"A great artist is always before his time or behind it."
-George Edward Moore

District Assessment

Author's note: This is my response to the piece we had to read on the man that served the king by hunting birds. I took the piece as an example of how we defer morals.

Morality and insanity are just a short length away from each other.  Morality is just another way of viewing reality, in which case reality can be classified as insanity. These morals and laws of common sense we lay out are for the sack of building a safe reality in which everyone can thrive, but not necessarily live. This is wrong and that is right, no questions asked, is what it has always been. Not many have thought to defy what we view as a society is correct or not, and those who have, end up tied up mentally and physically. There are those that completely lack these rules, though, with no self judgment. Not of their own doing, either.

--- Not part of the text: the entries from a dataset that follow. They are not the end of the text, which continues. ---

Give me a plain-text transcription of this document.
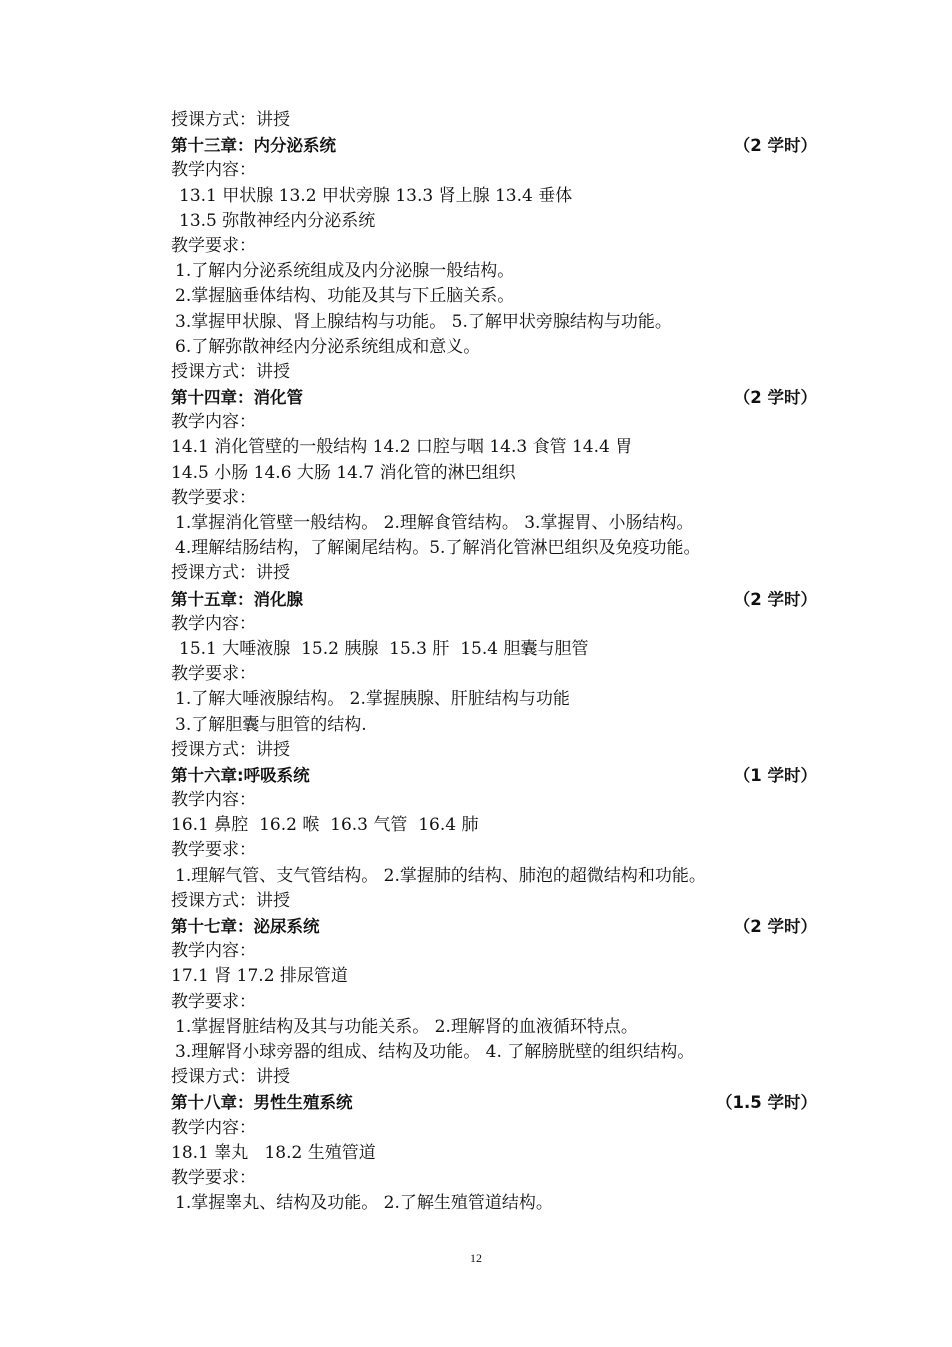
授课方式：讲授
第十三章：内分泌系统	（2 学时）
教学内容：
13.1 甲状腺 13.2 甲状旁腺 13.3 肾上腺 13.4 垂体
13.5 弥散神经内分泌系统
教学要求：
1.了解内分泌系统组成及内分泌腺一般结构。
2.掌握脑垂体结构、功能及其与下丘脑关系。
3.掌握甲状腺、肾上腺结构与功能。 5.了解甲状旁腺结构与功能。
6.了解弥散神经内分泌系统组成和意义。
授课方式：讲授
第十四章：消化管	（2 学时）
教学内容：
14.1 消化管壁的一般结构 14.2 口腔与咽 14.3 食管 14.4 胃
14.5 小肠 14.6 大肠 14.7 消化管的淋巴组织
教学要求：
1.掌握消化管壁一般结构。 2.理解食管结构。 3.掌握胃、小肠结构。
4.理解结肠结构，了解阑尾结构。5.了解消化管淋巴组织及免疫功能。
授课方式：讲授
第十五章：消化腺	（2 学时）
教学内容：
15.1 大唾液腺  15.2 胰腺  15.3 肝  15.4 胆囊与胆管
教学要求：
1.了解大唾液腺结构。 2.掌握胰腺、肝脏结构与功能
3.了解胆囊与胆管的结构.
授课方式：讲授
第十六章:呼吸系统	（1 学时）
教学内容：
16.1 鼻腔  16.2 喉  16.3 气管  16.4 肺
教学要求：
1.理解气管、支气管结构。 2.掌握肺的结构、肺泡的超微结构和功能。
授课方式：讲授
第十七章：泌尿系统	（2 学时）
教学内容：
17.1 肾 17.2 排尿管道
教学要求：
1.掌握肾脏结构及其与功能关系。 2.理解肾的血液循环特点。
3.理解肾小球旁器的组成、结构及功能。 4. 了解膀胱壁的组织结构。
授课方式：讲授
第十八章：男性生殖系统	（1.5 学时）
教学内容：
18.1 睾丸   18.2 生殖管道
教学要求：
1.掌握睾丸、结构及功能。 2.了解生殖管道结构。
12
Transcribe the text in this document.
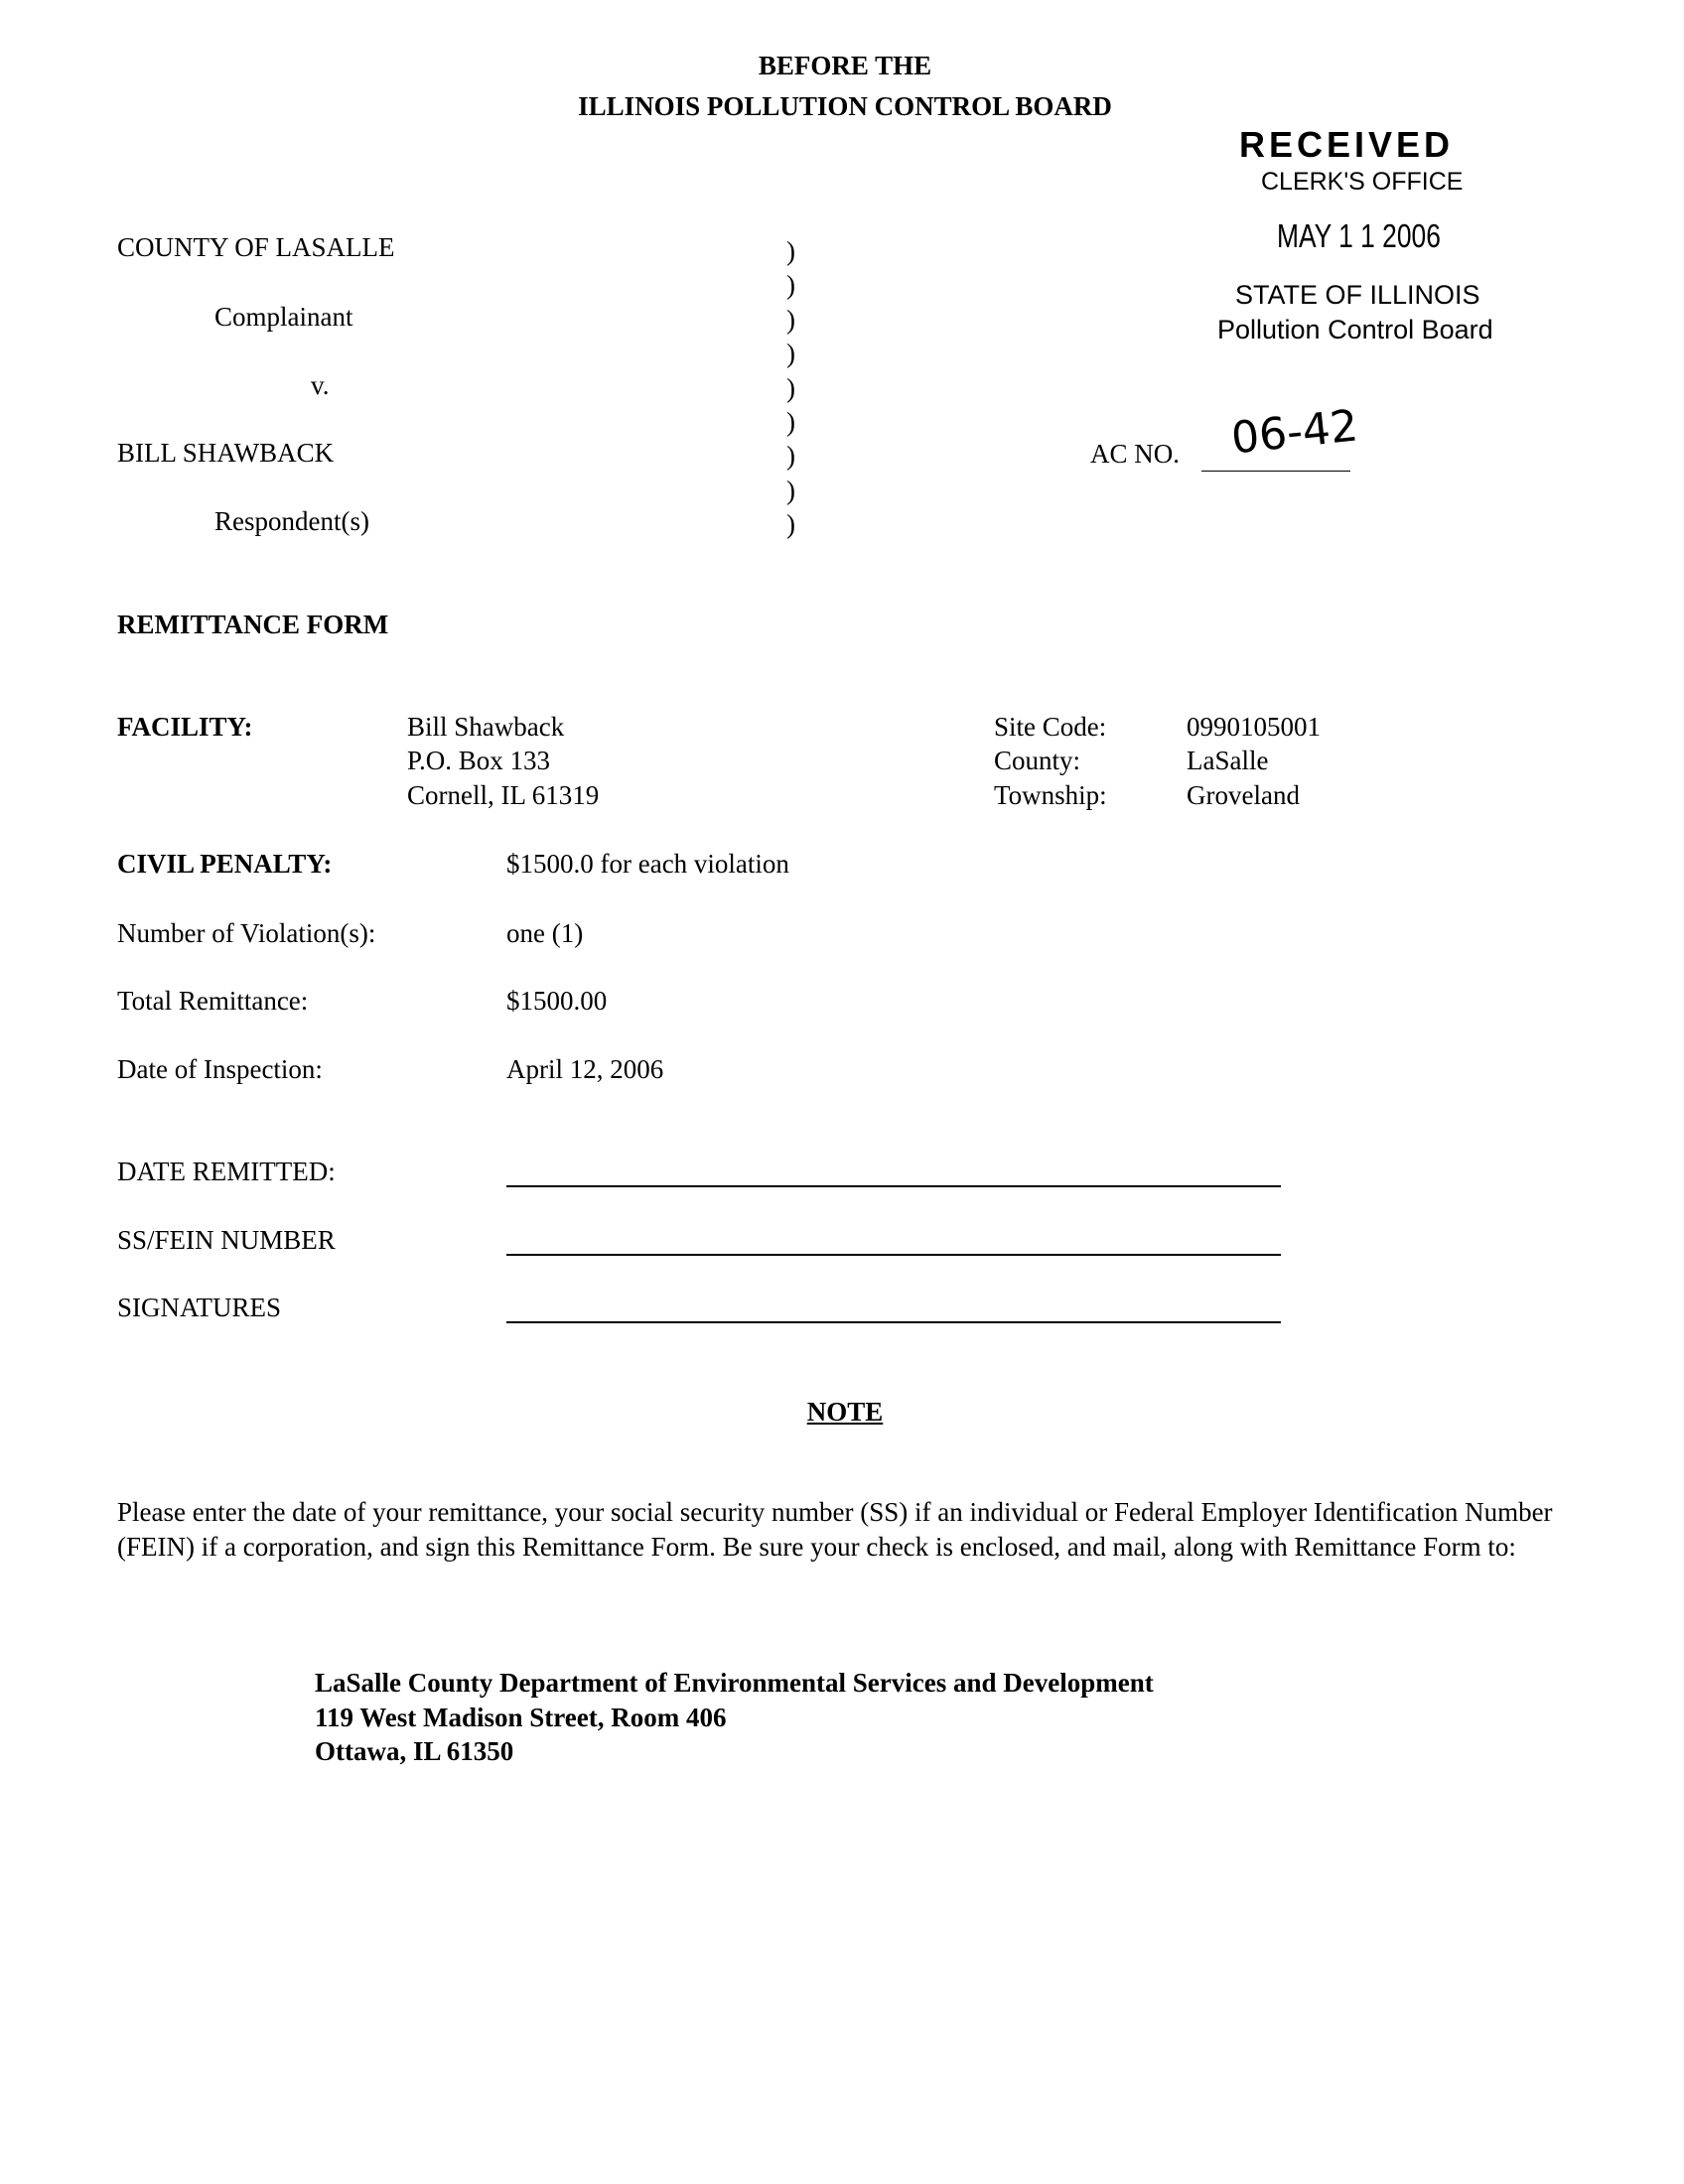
BEFORE THE
ILLINOIS POLLUTION CONTROL BOARD
RECEIVED
CLERK'S OFFICE
MAY 1 1 2006
STATE OF ILLINOIS
Pollution Control Board
COUNTY OF LASALLE
Complainant
v.
BILL SHAWBACK
Respondent(s)
)
)
)
)
)
)
)
)
)
AC NO. 06-42
REMITTANCE FORM
FACILITY:	Bill Shawback
P.O. Box 133
Cornell, IL 61319
Site Code:	0990105001
County:	LaSalle
Township:	Groveland
CIVIL PENALTY:	$1500.0 for each violation
Number of Violation(s):	one (1)
Total Remittance:	$1500.00
Date of Inspection:	April 12, 2006
DATE REMITTED:
SS/FEIN NUMBER
SIGNATURES
NOTE

Please enter the date of your remittance, your social security number (SS) if an individual or Federal Employer Identification Number (FEIN) if a corporation, and sign this Remittance Form. Be sure your check is enclosed, and mail, along with Remittance Form to:

LaSalle County Department of Environmental Services and Development
119 West Madison Street, Room 406
Ottawa, IL 61350
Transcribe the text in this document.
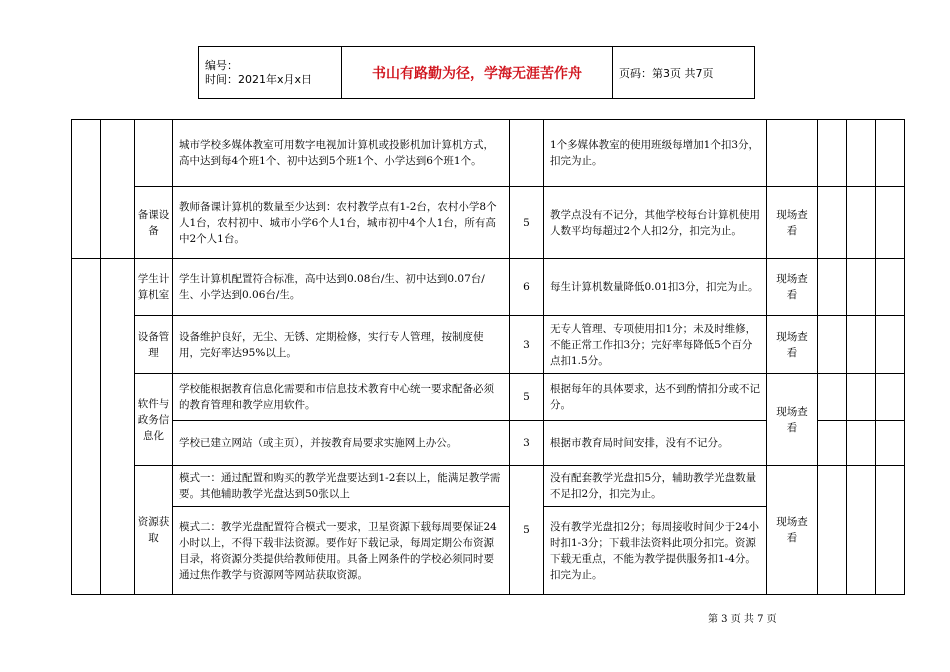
编号：
时间：2021年x月x日	书山有路勤为径，学海无涯苦作舟	页码：第3页 共7页
			城市学校多媒体教室可用数字电视加计算机或投影机加计算机方式，高中达到每4个班1个、初中达到5个班1个、小学达到6个班1个。		1个多媒体教室的使用班级每增加1个扣3分，扣完为止。				
		备课设备	教师备课计算机的数量至少达到：农村教学点有1-2台，农村小学8个人1台，农村初中、城市小学6个人1台，城市初中4个人1台，所有高中2个人1台。	5	教学点没有不记分，其他学校每台计算机使用人数平均每超过2个人扣2分，扣完为止。	现场查看			
		学生计算机室	学生计算机配置符合标准，高中达到0.08台/生、初中达到0.07台/生、小学达到0.06台/生。	6	每生计算机数量降低0.01扣3分，扣完为止。	现场查看			
		设备管理	设备维护良好，无尘、无锈、定期检修，实行专人管理，按制度使用，完好率达95%以上。	3	无专人管理、专项使用扣1分；未及时维修，不能正常工作扣3分；完好率每降低5个百分点扣1.5分。	现场查看			
		软件与政务信息化	学校能根据教育信息化需要和市信息技术教育中心统一要求配备必须的教育管理和教学应用软件。	5	根据每年的具体要求，达不到酌情扣分或不记分。	现场查看			
			学校已建立网站（或主页），并按教育局要求实施网上办公。	3	根据市教育局时间安排，没有不记分。				
		资源获取	模式一：通过配置和购买的教学光盘要达到1-2套以上，能满足教学需要。其他辅助教学光盘达到50张以上	5	没有配套教学光盘扣5分，辅助教学光盘数量不足扣2分，扣完为止。	现场查看			
			模式二：教学光盘配置符合模式一要求，卫星资源下载每周要保证24小时以上，不得下载非法资源。要作好下载记录，每周定期公布资源目录，将资源分类提供给教师使用。具备上网条件的学校必须同时要通过焦作教学与资源网等网站获取资源。		没有教学光盘扣2分；每周接收时间少于24小时扣1-3分；下载非法资料此项分扣完。资源下载无重点，不能为教学提供服务扣1-4分。扣完为止。				
第 3 页 共 7 页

Personal realities are created for themselves, where in their story they are the heroes and conquerors of whatever task they have been sent to this world to fulfill. In actuality they are harming others as long with them.
Some start off as what we refer to as “normality” and slowly turn into these ravenous kinds of people. A conflict of such a stature, one that they most likely have never been dealt with before, arises and drives them to the point of breaking. In a forest located in old England man named Hugh, a pleasant man of course, was never married nor in love. His only passion was the birds he caught and handled for his highness. Then his king introduces him to his wife-to-be, and this simple thing of a man seems to fall in love, just as the king said he all those who gaze upon her did. Jealousy slowly turns into insanity. As the king tells him his task at hand for their grand wedding, Hugh conjugates this plan to lure her. Every day he catches these birds, and on the final day he finds her, the Queen, and kidnaps her. She promises him riches and even offers herself to him if he would just let her go, overwhelmed with feelings of hate when he sees her ring he kills her and takes it for himself. Tearing off his badge is a symbol of distress and no longer being part of what he once was. Later he leaves the village and thrives on his own.
In his mind everything works differently though. He is the hero, ridding them of this evil bird creature. That his loyalty to the kingdom makes him strong, when all he was doing was being selfish to himself by ridding his cause of anguish. When our truest emotions start to thrive in our thoughts, they consume our actions and become our reality. The point of insanity is when you no longer are aware if this is who you even are as a person.